What Jarvis didn’t explicitly say is that the best journalists are masters at cutting through PR fog and now bloggers — at least the ones who want to maintain their credibility — will have to become the same to avoid being fooled, or tooled, by the bigger PR juggernauts. As the Washington Post’s Howard Kurtz wrote yesterday, prompted by the Times piece: “The better bloggers are going to have to figure out their own standards for dealing with corporate and political flacks, and those who blindly carry water for outside groups will probably lose credibility over time. But I expect them to be in the minority.”

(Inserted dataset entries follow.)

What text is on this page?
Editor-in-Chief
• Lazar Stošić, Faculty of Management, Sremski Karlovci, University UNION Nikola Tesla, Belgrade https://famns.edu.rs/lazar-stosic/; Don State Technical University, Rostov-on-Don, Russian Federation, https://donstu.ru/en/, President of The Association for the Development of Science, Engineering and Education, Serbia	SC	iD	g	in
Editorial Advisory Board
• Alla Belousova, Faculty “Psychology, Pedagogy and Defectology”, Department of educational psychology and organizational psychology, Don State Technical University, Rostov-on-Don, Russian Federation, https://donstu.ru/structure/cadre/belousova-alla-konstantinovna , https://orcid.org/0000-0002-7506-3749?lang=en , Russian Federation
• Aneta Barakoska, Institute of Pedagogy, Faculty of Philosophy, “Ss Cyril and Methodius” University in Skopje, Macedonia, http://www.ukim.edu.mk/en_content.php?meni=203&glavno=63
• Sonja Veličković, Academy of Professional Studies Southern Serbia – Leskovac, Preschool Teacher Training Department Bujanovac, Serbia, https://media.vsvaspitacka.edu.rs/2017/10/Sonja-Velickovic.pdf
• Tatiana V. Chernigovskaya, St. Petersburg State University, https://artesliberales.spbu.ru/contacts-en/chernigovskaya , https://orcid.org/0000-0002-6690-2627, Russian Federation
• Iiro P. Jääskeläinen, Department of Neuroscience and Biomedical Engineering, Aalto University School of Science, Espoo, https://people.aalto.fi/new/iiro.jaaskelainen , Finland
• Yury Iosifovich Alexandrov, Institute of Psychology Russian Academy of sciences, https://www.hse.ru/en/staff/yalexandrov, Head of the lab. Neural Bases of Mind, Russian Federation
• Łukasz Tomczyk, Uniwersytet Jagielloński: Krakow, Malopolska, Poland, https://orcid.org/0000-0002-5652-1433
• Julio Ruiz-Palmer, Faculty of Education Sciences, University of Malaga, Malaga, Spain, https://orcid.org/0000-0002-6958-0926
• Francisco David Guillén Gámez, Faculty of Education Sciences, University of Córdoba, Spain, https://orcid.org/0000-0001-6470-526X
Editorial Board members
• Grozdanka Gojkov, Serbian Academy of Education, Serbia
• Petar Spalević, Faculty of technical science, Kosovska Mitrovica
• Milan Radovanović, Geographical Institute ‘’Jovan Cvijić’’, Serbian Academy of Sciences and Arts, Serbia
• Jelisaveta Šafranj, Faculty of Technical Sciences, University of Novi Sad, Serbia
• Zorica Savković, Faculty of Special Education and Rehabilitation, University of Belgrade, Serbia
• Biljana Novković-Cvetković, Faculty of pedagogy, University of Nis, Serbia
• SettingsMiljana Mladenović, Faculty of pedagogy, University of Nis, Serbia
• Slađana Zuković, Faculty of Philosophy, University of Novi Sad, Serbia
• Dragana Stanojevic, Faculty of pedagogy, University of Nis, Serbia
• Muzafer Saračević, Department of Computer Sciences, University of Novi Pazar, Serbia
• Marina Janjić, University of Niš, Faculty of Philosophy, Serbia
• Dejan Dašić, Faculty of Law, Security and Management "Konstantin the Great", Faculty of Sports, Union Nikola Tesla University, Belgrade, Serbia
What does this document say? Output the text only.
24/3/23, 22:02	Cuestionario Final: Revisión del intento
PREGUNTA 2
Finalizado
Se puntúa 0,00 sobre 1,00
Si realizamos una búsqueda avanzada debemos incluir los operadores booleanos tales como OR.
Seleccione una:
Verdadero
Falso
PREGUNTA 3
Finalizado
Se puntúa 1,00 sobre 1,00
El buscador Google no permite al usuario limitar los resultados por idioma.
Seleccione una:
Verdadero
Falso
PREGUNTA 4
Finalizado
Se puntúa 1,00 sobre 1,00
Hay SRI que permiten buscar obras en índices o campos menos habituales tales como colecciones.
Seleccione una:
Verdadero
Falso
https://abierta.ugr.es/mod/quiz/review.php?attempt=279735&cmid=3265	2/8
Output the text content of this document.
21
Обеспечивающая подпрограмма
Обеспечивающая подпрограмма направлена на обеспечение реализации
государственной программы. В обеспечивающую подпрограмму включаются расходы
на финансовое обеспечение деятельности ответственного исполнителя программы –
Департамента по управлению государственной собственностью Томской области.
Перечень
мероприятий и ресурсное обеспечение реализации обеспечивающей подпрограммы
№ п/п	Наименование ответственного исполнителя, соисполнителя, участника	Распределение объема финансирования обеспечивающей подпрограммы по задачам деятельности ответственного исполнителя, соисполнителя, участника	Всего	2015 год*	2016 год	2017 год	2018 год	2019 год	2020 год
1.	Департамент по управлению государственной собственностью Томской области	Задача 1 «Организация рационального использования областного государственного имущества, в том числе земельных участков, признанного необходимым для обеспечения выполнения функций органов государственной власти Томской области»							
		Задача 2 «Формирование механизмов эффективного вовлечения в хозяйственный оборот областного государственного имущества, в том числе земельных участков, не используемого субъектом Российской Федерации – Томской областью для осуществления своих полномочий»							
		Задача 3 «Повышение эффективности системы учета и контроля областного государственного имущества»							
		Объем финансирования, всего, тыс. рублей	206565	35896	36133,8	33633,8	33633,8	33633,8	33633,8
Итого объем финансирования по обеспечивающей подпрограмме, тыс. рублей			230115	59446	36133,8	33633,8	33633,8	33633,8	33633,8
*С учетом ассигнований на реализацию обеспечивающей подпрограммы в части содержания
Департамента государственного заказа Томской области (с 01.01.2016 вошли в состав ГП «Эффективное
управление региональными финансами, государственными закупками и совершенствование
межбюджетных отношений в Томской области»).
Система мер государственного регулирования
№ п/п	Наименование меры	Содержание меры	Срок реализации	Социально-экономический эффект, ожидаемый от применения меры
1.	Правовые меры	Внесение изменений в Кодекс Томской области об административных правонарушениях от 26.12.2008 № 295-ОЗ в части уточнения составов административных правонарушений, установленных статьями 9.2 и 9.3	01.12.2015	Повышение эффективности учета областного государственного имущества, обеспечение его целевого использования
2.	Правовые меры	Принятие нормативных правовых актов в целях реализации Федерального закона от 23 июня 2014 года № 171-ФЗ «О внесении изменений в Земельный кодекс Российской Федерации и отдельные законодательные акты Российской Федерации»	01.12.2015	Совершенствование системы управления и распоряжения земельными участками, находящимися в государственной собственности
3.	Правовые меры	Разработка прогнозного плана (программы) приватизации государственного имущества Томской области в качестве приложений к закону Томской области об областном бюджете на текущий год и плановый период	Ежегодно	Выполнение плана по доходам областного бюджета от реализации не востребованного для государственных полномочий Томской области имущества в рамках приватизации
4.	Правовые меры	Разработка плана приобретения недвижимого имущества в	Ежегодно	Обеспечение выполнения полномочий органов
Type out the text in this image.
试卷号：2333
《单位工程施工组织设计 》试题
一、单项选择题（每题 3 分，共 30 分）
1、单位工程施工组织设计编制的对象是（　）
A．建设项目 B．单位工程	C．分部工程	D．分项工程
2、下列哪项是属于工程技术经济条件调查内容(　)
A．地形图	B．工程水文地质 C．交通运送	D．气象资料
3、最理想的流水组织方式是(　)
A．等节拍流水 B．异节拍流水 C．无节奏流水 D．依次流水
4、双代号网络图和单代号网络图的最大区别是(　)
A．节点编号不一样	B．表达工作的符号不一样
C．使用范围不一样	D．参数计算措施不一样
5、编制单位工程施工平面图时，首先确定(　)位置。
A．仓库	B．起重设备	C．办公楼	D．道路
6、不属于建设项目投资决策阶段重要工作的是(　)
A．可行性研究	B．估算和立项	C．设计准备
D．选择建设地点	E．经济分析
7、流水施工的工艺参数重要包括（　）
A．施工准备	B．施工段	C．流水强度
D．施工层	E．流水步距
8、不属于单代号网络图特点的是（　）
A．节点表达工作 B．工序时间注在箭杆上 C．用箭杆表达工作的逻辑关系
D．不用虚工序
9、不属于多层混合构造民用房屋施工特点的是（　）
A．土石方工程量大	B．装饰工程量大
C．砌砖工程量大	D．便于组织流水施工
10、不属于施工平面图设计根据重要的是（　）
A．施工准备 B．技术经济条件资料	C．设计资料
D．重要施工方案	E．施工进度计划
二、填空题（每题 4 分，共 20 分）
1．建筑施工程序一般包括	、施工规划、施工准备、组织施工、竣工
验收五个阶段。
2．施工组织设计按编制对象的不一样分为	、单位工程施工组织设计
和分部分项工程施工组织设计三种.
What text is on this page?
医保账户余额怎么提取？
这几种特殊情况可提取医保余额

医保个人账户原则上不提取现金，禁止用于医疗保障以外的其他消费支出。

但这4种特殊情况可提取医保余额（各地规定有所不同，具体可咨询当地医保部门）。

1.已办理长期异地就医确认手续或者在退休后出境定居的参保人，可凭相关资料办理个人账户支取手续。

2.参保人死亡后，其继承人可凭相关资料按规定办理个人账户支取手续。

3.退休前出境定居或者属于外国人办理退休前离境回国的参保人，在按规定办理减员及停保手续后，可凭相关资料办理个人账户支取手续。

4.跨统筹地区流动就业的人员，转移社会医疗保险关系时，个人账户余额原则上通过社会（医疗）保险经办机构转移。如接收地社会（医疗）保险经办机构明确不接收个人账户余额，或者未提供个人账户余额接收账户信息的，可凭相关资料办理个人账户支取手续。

We’re glad Kurtz has such faith. Us? We’re not so sure. The number of press releases showing up in our email in-boxes is certainly on the rise. (Here’s an example of one we received just this morning: “With award-show season in the midst of Winter and the Academy Awards having just finished, I’m sure your CJR Daily readers wonder, ‘How do celebrities keep their great tans?’” Accompanying this teaser was an offer to book some interview time with the CEO of Darque Tan.)
There is a category at the PRWeek awards (the “Spinnies”) celebrating the “Best Use of Internet.” This year, the winner made blogs the focus of its campaign. We’re guessing it won’t be long before “Best Use of Blogs” merits its own, stand-alone “Spinnie” award category.
(Personal aside: There is also a category at the PRWeek awards for “Best Use of Broadcast,” “honoring VNRs [Video News Releases] in terms of their creativity, cost-effectiveness and overall impact.” It is a travesty that Karen Ryan Group Communications did not take this category last year for its work in 2004. Why the snub? What in the world did the winner — Zeno Group, on behalf of the National Association of Music Education — have on Ryan’s “In Washington, I’m Karen Ryan reporting” series on behalf of the Health and Human Services Department? If the Spinnies are the Oscars of the PR world, then Karen Ryan’s work is surely the “Saving Private Ryan” of PR.)